DETAILED_MODEL_ANALYSIS

StarCoder2 15B Local AI Setup

Specialized code completion model trained on 600+ programming languages. Top-tier for in-IDE completions.

How to Run StarCoder2 15B Locally

$ ollama run starcoder2:15b

Deployment Check

This model requires a specialized High-VRAM environment. Ensure you have the latest CUDA Drivers or Metal Framework installed.


Minimum VRAM: 12GB VRAM Recommended

Origins & History

The StarCoder2 15B model by BigCode is a 15B parameter architecture optimized for code tasks. It requires approximately 10GB of VRAM to comfortably run locally using a Q4_K_M quantization. Extending the context window up to 16,384 tokens will dynamically allocate further VRAM, meaning high-bandwidth memory hardware is strictly advised.

Pros

  • Full privacy and offline inference capabilities
  • Highly capable 15B parameter structure
  • Supports impressive 16,384 token context window

Cons

  • Requires 10GB+ VRAM minimum
  • Local inference speed depends entirely on memory bandwidth (GB/s)

Architect's Runtime Strategy

For running StarCoder2 15B at maximum tokens-per-second, we recommend using LM Studio or Ollama with a GGUF quantization (Q4_K_M or Q6_K). If you are multi-GPU, use vLLM to distribute the layers across your VRAM pool for optimal throughput.

Common Questions

What hardware do I need to run StarCoder2 15B?

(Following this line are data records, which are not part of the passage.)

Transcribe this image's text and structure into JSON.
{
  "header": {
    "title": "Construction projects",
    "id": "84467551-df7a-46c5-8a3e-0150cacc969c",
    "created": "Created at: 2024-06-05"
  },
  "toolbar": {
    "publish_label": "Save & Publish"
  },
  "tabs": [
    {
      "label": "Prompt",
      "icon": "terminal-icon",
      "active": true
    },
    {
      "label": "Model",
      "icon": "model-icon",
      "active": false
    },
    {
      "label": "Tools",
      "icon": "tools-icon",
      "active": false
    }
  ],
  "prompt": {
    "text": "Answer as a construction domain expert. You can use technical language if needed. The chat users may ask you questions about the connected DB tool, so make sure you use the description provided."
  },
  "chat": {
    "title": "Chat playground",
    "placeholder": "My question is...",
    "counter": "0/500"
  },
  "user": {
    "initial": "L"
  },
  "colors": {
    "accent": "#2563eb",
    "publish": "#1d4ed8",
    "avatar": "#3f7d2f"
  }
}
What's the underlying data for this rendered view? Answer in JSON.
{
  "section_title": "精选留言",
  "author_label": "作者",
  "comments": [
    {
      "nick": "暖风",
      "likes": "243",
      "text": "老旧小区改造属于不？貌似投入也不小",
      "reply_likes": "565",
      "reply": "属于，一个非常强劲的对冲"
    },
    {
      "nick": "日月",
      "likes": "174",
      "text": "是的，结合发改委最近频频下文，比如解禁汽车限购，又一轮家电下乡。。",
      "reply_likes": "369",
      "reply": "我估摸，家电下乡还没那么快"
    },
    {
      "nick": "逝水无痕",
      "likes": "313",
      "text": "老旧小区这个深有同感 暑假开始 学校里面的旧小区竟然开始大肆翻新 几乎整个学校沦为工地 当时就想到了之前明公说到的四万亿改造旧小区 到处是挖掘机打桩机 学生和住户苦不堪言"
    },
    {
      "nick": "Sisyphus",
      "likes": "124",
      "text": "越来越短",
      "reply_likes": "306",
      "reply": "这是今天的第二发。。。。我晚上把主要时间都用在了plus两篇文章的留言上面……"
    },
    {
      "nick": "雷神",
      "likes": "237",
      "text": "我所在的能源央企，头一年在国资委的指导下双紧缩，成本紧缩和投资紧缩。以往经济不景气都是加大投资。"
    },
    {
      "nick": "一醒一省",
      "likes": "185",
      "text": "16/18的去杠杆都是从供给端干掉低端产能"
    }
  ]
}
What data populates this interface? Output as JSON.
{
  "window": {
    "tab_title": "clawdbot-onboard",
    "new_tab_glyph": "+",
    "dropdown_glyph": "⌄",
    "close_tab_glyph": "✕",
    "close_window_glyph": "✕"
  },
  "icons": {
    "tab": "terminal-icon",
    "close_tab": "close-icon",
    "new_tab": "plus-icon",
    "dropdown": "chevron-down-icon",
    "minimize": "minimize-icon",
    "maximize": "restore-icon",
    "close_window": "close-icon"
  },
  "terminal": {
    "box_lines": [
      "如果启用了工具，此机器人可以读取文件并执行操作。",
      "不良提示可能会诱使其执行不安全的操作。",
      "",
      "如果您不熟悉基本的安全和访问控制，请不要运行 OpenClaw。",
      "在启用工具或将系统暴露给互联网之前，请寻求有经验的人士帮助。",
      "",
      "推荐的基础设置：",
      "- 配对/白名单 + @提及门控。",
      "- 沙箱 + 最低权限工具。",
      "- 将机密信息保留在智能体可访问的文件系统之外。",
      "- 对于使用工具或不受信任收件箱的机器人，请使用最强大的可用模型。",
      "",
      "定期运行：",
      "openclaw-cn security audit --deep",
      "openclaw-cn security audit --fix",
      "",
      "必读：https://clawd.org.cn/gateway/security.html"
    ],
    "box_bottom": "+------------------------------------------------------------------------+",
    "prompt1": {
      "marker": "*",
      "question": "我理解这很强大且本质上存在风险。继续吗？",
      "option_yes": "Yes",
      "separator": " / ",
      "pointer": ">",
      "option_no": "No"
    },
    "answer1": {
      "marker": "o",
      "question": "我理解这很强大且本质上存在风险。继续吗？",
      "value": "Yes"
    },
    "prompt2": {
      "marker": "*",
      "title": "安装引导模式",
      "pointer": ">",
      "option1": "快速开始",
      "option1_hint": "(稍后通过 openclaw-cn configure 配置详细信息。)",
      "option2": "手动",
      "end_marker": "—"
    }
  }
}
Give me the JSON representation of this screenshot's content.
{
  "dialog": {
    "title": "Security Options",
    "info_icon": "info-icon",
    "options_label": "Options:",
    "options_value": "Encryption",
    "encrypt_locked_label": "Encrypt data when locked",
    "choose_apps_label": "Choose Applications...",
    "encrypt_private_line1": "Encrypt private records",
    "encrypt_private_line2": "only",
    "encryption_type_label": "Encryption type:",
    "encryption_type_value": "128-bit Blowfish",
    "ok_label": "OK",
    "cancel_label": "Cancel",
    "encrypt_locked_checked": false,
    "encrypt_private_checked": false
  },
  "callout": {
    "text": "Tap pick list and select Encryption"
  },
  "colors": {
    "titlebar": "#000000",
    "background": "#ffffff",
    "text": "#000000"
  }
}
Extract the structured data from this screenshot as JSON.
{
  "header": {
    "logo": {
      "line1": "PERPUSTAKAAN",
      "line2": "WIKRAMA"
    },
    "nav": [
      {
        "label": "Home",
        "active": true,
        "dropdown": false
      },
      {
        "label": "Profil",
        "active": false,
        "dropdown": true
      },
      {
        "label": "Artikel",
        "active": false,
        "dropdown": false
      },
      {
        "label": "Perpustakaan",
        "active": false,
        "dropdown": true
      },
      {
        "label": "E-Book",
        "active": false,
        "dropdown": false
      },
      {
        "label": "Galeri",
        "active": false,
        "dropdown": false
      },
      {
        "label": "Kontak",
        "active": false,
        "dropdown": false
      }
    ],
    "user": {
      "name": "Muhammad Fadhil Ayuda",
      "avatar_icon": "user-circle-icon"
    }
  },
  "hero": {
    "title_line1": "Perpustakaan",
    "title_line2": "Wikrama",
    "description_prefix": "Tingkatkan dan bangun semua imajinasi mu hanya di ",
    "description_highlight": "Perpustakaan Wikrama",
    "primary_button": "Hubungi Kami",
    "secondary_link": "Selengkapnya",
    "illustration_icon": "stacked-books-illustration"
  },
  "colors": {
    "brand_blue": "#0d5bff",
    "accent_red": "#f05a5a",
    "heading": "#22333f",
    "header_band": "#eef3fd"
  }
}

You will need a GPU with at least 12GB of VRAM to run the Q4_K_M quantized version smoothly with a moderate context window.

How do I install StarCoder2 15B locally?

The simplest method is utilizing Ollama by executing 'ollama run starcoder2:15b' directly in your command line. Alternatively, you can search for the model via LM Studio's interface.